1. Snow White – "Revenge is a dish best served… HOT!" 
 
 
PG Ending: A fight with the dwarves ensues (post poisoning Snow with the apple) and the Evil Queen is killed when she falls off a cliff. The prince kisses Snow, she wakes up and he carries her off to the castle. And they live “HEA”. 
 
Original Ending: The whole bit about Snow and the prince is more or less the same, but the Evil Queen, suffers a more - painful - death. She was invited to the wedding - but wait for it - was made to wear a pair of hot iron shoes and dance to death for the wedding party. 
 
2. Cinderella – "No pain. No gain." 
 
 
PG Ending: Cinderella is one of those fairytales that has been made and remade and adapted a gazillion times, literally. But referencing the Disney version from way back in 1950, Cinderella and the Prince end up married, and as things are wont to happen in a fairytale, lived “HEA”. 
 
 
Original Ending: Grimm's Cinderella was actually named Aschenputtel, and she lived HEA with her Prince in this version too. But, being a horrible person is apparently not the way to go, as was evidenced by the fate meted out to the evil stepsisters by the Grimm brothers. For starters, one stepsister actually cut off her toes in order to fit into the slipper while the other ended up slicing her heel. Ouch. But that's not all - during the wedding of Aschenputtel and her Prince, doves flew down from Heaven and pecked the sisters’ eyes out!!! 
 
3. Sleeping Beauty – "Uninformed consent?" 
 
 
PG Ending: Prince Philip defeats the dragon, kisses Aurora and awakens her from her sleep. Cue “HEA”. 
 
 
Original Ending: This was based off “Sun, Moon, and Talia” by Giambattista Basile. Talia - now famously known as Aurora, aka sleeping beauty - was raped, not kissed, by the prince. He was, after all a king and could do whatever he wanted as and when he pleased. He was also possibly a closet necrophiliac, to be honest, considering the fact that Talia was pretty much dead to the world and all that. Poor Talia woke up months later with twin babies (Sun & Moon) - and with a plot line that will put even the most clichéd telenovela to shame - eventually reunited with the king who was already MARRIED!!! Not surprisingly, wife #1 tried to make the king eat his own babies, but because he's a king and wouldn't put up with vengeful first wives, he threw her in a fire and married Talia as punishment.
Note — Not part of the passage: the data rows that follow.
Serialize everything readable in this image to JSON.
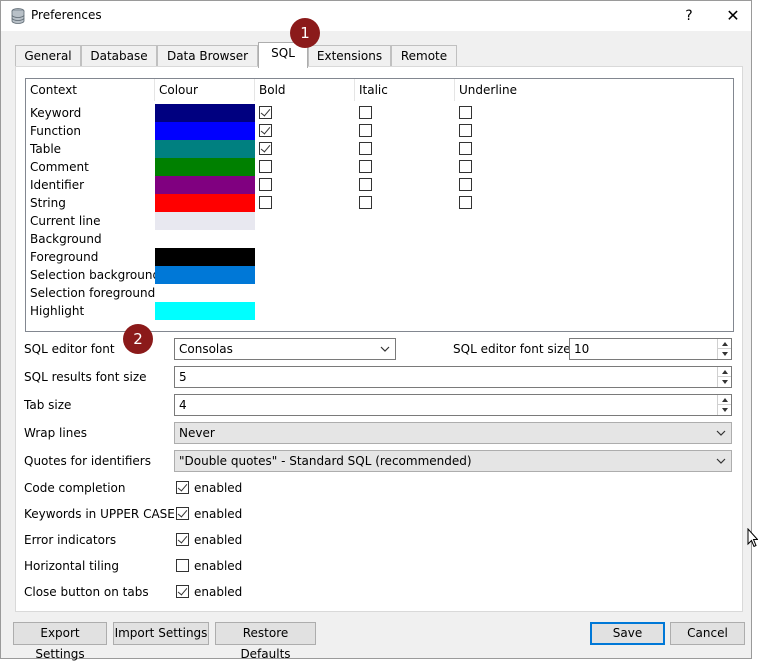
{
  "window": {
    "title": "Preferences",
    "help": "?",
    "close": "✕"
  },
  "tabs": [
    "General",
    "Database",
    "Data Browser",
    "SQL",
    "Extensions",
    "Remote"
  ],
  "active_tab": "SQL",
  "badges": [
    "1",
    "2"
  ],
  "colors_table": {
    "headers": [
      "Context",
      "Colour",
      "Bold",
      "Italic",
      "Underline"
    ],
    "rows": [
      {
        "context": "Keyword",
        "colour": "#000080",
        "bold": true,
        "italic": false,
        "underline": false
      },
      {
        "context": "Function",
        "colour": "#0000ff",
        "bold": true,
        "italic": false,
        "underline": false
      },
      {
        "context": "Table",
        "colour": "#008080",
        "bold": true,
        "italic": false,
        "underline": false
      },
      {
        "context": "Comment",
        "colour": "#008000",
        "bold": false,
        "italic": false,
        "underline": false
      },
      {
        "context": "Identifier",
        "colour": "#800080",
        "bold": false,
        "italic": false,
        "underline": false
      },
      {
        "context": "String",
        "colour": "#ff0000",
        "bold": false,
        "italic": false,
        "underline": false
      },
      {
        "context": "Current line",
        "colour": "#e8e8f0"
      },
      {
        "context": "Background",
        "colour": "#ffffff"
      },
      {
        "context": "Foreground",
        "colour": "#000000"
      },
      {
        "context": "Selection background",
        "colour": "#0078d7"
      },
      {
        "context": "Selection foreground",
        "colour": "#ffffff"
      },
      {
        "context": "Highlight",
        "colour": "#00ffff"
      }
    ]
  },
  "settings": {
    "editor_font_label": "SQL editor font",
    "editor_font_value": "Consolas",
    "editor_font_size_label": "SQL editor font size",
    "editor_font_size_value": "10",
    "results_font_size_label": "SQL results font size",
    "results_font_size_value": "5",
    "tab_size_label": "Tab size",
    "tab_size_value": "4",
    "wrap_lines_label": "Wrap lines",
    "wrap_lines_value": "Never",
    "quotes_label": "Quotes for identifiers",
    "quotes_value": "\"Double quotes\" - Standard SQL (recommended)",
    "toggles": [
      {
        "label": "Code completion",
        "checked": true,
        "text": "enabled"
      },
      {
        "label": "Keywords in UPPER CASE",
        "checked": true,
        "text": "enabled"
      },
      {
        "label": "Error indicators",
        "checked": true,
        "text": "enabled"
      },
      {
        "label": "Horizontal tiling",
        "checked": false,
        "text": "enabled"
      },
      {
        "label": "Close button on tabs",
        "checked": true,
        "text": "enabled"
      }
    ]
  },
  "buttons": {
    "export": "Export Settings",
    "import": "Import Settings",
    "restore": "Restore Defaults",
    "save": "Save",
    "cancel": "Cancel"
  }
}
Savage. 
 
4. The Little Mermaid – "Ask and thou shalt receive… But at a price." 
 
 
PG Ending: Our favourite Mermaid, Ariel, was turned into a human permanently by her awesome daddy and she lived “HEA” with Prince Eric. 
 
Original Ending: So turns out Ariel had a pretty legit reason for wanting legs beside getting the guy. Apparently, Mermaids don't get to go to heaven, which is pretty messed up actually. So she wanted to be human. Hans Christian Anderson was a downright jerk to Ariel though - even though he gives her feet, he makes it so she felt like she was walking on sharp knives with every step she took! Ariel also failed to get the guy, and on the day of his wedding, she flung herself into the sea and died. There was a silver lining, if you could call it that (we sure as hell don't) - instead of ending up as sea foam, she became a “daughter of the air” who could eventually earn her way to a soul if she did enough good things. Yeah, screw that.